The precise role of EsaB in T7 secretion is unclear. Structural analysis of B. subtilis YukD shows that it shares a very similar fold to ubiquitin but that it lacks the ability to be conjugated with other proteins [20]. Interestingly, a structurally-related domain is associated with the actinobacterial T7SS, being found at the cytoplasmic N-terminus of the polytopic EccD membrane component [30], suggesting that EsaB-like domains may be essential features of all T7SSs. Given its small size and the observation that highly conserved residues fall primarily on one face of the protein, we reasoned that EsaB may interact with one or more components of the S. aureus T7SS, potentially regulating activity. Post-translational regulation of the S. aureus T7SS has been suggested because in some growth conditions the secretion machinery is present but there is no or very little substrate secretion [12, 19]. Other protein secretion systems are also post-translationally regulated, for example the flagellar Type III secretion system is regulated through interaction of the FliI component with the second messenger cyclic di-GMP [33], and Type VI secretion systems are regulated by phosphorylation [34]. In this context, EsaB proteins contain a highly conserved threonine (or serine) residue close to their N-termini which we considered as a potential site for phosphorylation. Intriguingly, substitution of EsaB T8 for alanine abolished the function of EsaB, although introduction of either the phospho-mimetic glutamate at this position or a positively charged lysine did not affect EsaB activity.
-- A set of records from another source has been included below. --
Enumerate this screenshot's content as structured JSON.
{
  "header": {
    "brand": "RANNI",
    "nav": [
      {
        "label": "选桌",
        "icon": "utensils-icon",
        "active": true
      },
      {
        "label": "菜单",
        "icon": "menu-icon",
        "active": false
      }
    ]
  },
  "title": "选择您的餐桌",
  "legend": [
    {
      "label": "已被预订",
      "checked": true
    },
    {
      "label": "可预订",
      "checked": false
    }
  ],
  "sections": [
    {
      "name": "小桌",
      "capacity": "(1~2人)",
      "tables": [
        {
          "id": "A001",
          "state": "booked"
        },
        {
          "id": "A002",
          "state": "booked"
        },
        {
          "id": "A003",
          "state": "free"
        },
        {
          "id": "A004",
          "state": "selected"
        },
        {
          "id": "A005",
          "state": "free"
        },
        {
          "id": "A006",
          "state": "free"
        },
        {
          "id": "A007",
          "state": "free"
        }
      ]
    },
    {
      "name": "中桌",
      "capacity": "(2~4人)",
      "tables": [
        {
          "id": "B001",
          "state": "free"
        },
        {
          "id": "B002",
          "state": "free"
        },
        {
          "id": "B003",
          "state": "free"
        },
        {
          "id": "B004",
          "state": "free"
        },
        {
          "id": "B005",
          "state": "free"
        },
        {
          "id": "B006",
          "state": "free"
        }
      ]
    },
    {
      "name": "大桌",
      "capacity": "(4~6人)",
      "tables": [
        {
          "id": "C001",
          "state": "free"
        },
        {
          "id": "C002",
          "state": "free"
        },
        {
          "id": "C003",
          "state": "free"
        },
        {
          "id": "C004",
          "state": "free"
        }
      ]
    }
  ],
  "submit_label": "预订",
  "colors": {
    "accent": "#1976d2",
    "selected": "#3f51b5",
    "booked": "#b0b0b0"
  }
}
RNA-Seq analysis of the esaB mutant strain showed that in addition to a common set of genes showing similar regulation in the esaB and essC strains, a further subset of genes were uniquely deregulated in the esaB mutant. Many of the genes in this EsaB-specific subset are part of the AirSR regulon [26-29]. The AirSR two component system responds to oxidation signals via a redox-active [2Fe-2S] cluster in the sensor kinase AirS to regulate diverse sets of genes involved in anaerobic respiration, lactose metabolism and capsule biosynthesis. It is possible that these genes are dysregulated indirectly, for example in the absence of EsaB the T7 machinery may be in a state that causes ion leakage or membrane stress. Alternatively it is possible that EsaB interacts directly with a component of the Air system. In future it will be interesting to further decipher the roles of EsaB in T7 protein secretion and S. aureus physiology.